Da Corriere della Sera del 22/10/2003

Noi e Gheddafi

di Sergio Romano

Non è facile affrontare un fenomeno in cui si combinano, in parti eguali, lo spregiudicato affarismo dei contrabbandieri e la disperazione umana degli emigranti. I cinesi morti in un camion durante il passaggio della Manica e i corpi degli annegati, regolarmente gettati dal mare sulle coste spagnole, dimostrano che nessun Paese europeo può controllare completamente le sue frontiere marittime o terrestri. Ma certi accenti trionfalisti, soprattutto dopo il viaggio di Silvio Berlusconi in Libia, l’anno scorso, erano fuori luogo e rendono il governo più vulnerabile agli attacchi dell'opposizione. Se avesse consultato Giulio Andreotti o Lamberto Dini, il presidente del Consiglio saprebbe che Gheddafi è naturalmente, fisiologicamente infido.

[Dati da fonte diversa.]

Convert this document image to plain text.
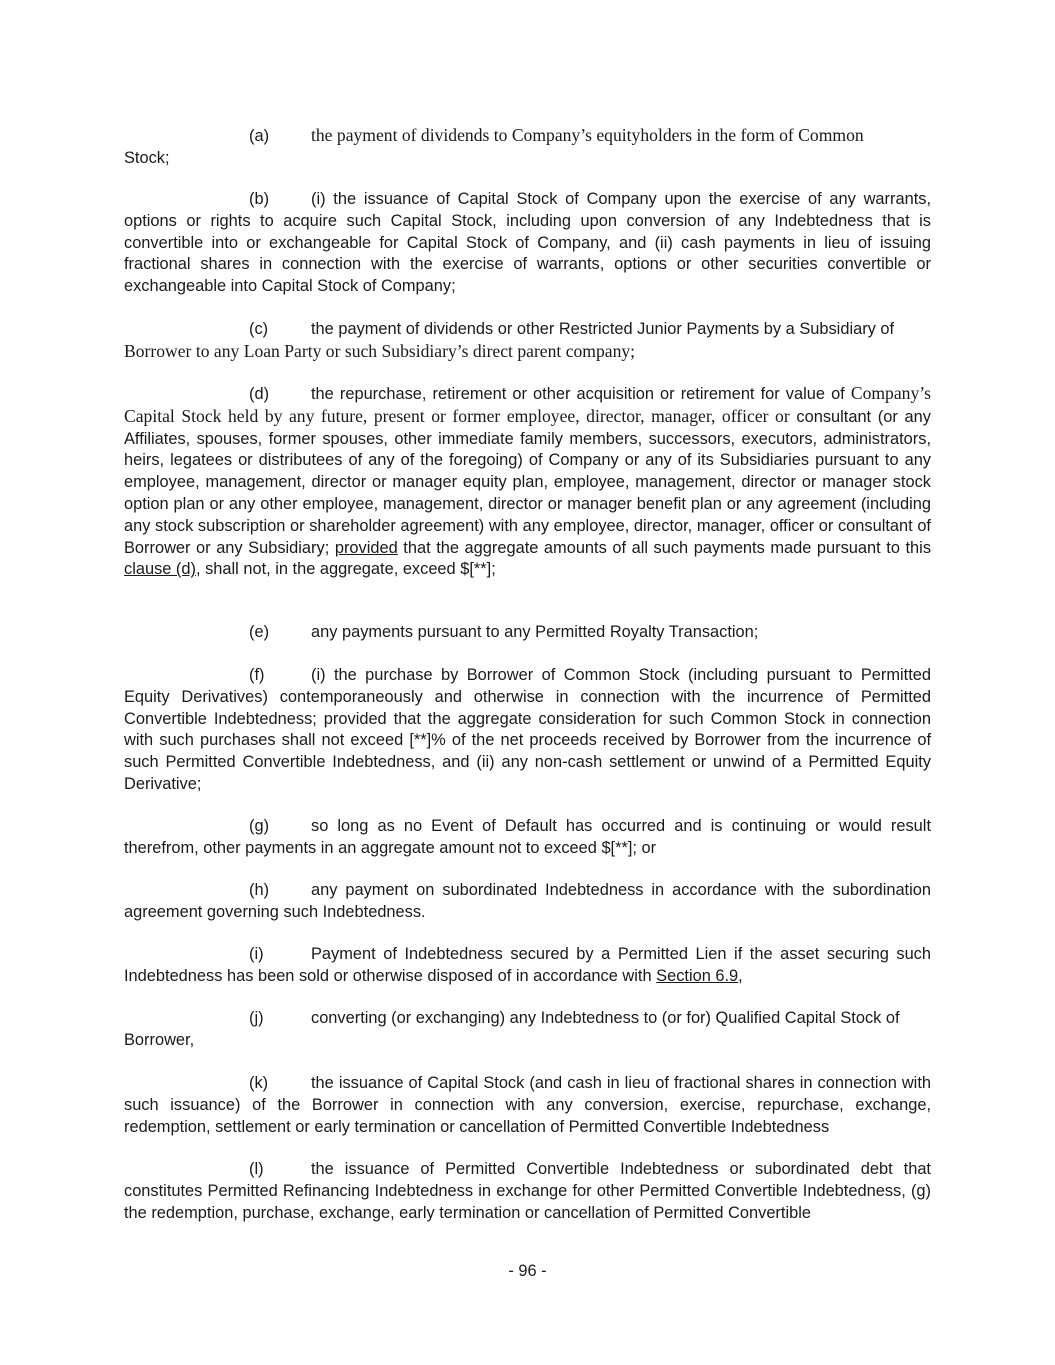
(a) the payment of dividends to Company’s equityholders in the form of Common
Stock;

(b)	(i) the issuance of Capital Stock of Company upon the exercise of any warrants, options or rights to acquire such Capital Stock, including upon conversion of any Indebtedness that is convertible into or exchangeable for Capital Stock of Company, and (ii) cash payments in lieu of issuing fractional shares in connection with the exercise of warrants, options or other securities convertible or exchangeable into Capital Stock of Company;

(c)	the payment of dividends or other Restricted Junior Payments by a Subsidiary of
Borrower to any Loan Party or such Subsidiary’s direct parent company;

(d)	the repurchase, retirement or other acquisition or retirement for value of Company’s Capital Stock held by any future, present or former employee, director, manager, officer or consultant (or any Affiliates, spouses, former spouses, other immediate family members, successors, executors, administrators, heirs, legatees or distributees of any of the foregoing) of Company or any of its Subsidiaries pursuant to any employee, management, director or manager equity plan, employee, management, director or manager stock option plan or any other employee, management, director or manager benefit plan or any agreement (including any stock subscription or shareholder agreement) with any employee, director, manager, officer or consultant of Borrower or any Subsidiary; provided that the aggregate amounts of all such payments made pursuant to this clause (d), shall not, in the aggregate, exceed $[**];

(e)	any payments pursuant to any Permitted Royalty Transaction;

(f)	(i) the purchase by Borrower of Common Stock (including pursuant to Permitted Equity Derivatives) contemporaneously and otherwise in connection with the incurrence of Permitted Convertible Indebtedness; provided that the aggregate consideration for such Common Stock in connection with such purchases shall not exceed [**]% of the net proceeds received by Borrower from the incurrence of such Permitted Convertible Indebtedness, and (ii) any non-cash settlement or unwind of a Permitted Equity Derivative;

(g)	so long as no Event of Default has occurred and is continuing or would result therefrom, other payments in an aggregate amount not to exceed $[**]; or

(h)	any payment on subordinated Indebtedness in accordance with the subordination agreement governing such Indebtedness.

(i)	Payment of Indebtedness secured by a Permitted Lien if the asset securing such Indebtedness has been sold or otherwise disposed of in accordance with Section 6.9,

(j)	converting (or exchanging) any Indebtedness to (or for) Qualified Capital Stock of
Borrower,

(k)	the issuance of Capital Stock (and cash in lieu of fractional shares in connection with such issuance) of the Borrower in connection with any conversion, exercise, repurchase, exchange, redemption, settlement or early termination or cancellation of Permitted Convertible Indebtedness

(l)	the issuance of Permitted Convertible Indebtedness or subordinated debt that constitutes Permitted Refinancing Indebtedness in exchange for other Permitted Convertible Indebtedness, (g) the redemption, purchase, exchange, early termination or cancellation of Permitted Convertible

- 96 -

Si è servito dell'Italia, quando Dini era ministro degli Esteri, per uscire dall'isolamento a cui era stato condannato dalla comunità internazionale dopo il «caso Lockerbie» (l'attentato contro un aereo di linea americano in Scozia). E ora, dopo avere comprato all'Onu la revoca delle sanzioni, si serve dei clandestini africani per barattare la sua collaborazione con i mezzi tecnici (radar, sensori, attrezzature navali) che gli servono (così, almeno, sostiene) per il controllo delle coste. Petrolio e clandestini sono oggi i due strumenti preferiti della politica di Gheddafi verso l'Italia.

Dovremmo forse adottare con lui una linea «americana»? Non ci converrebbe. Ma è meglio sapere che continuerà a cambiare periodicamente, a suo piacimento, le regole del gioco e a trattarci pubblicamente come il «nemico ereditario». Temo che Berlusconi, dopo l'incontro sotto la tenda, abbia ceduto alla tentazione di vantare come successo personale un’intesa che, con il leader libico, è sempre provvisoria e precaria.

Questa è la prima lezione di Lampedusa. La seconda concerne l'Europa. E' assurdo, dopo la firma del trattato di Schengen, pretendere che ogni Paese resti responsabile delle proprie frontiere e si disinteressi di quelle dei partner. E tale posizione è particolarmente assurda in un momento in cui il Mediterraneo, frontiera meridionale dell'Unione Europea, è il punto di raccolta per tutti i miserabili che hanno intrapreso, dall'Africa e dall'Asia, il loro viaggio della speranza. Non sempre chi sbarca da noi vuole restare in Italia. Molti ci considerano terra di passaggio per salire verso l'Europa centrale. Il governo italiano, grazie al semestre di presidenza, ha proposto una politica europea dell'immigrazione e un'agenzia dell'Ue per la sorveglianza delle frontiere. Ma si scontra, soprattutto in materia di quote, con il geloso attaccamento alla sovranità nazionale di alcuni suoi partner. Oggi, dopo Lampedusa, deve rilanciare il progetto. E potrà aggiungere, sulla base della propria esperienza, che nessun accordo bilaterale, in particolare con la Libia, sarà mai efficace quanto un accordo europeo. Di fronte a un'agenzia dell'Unione le armi preferite di Gheddafi si rivelerebbero spuntate.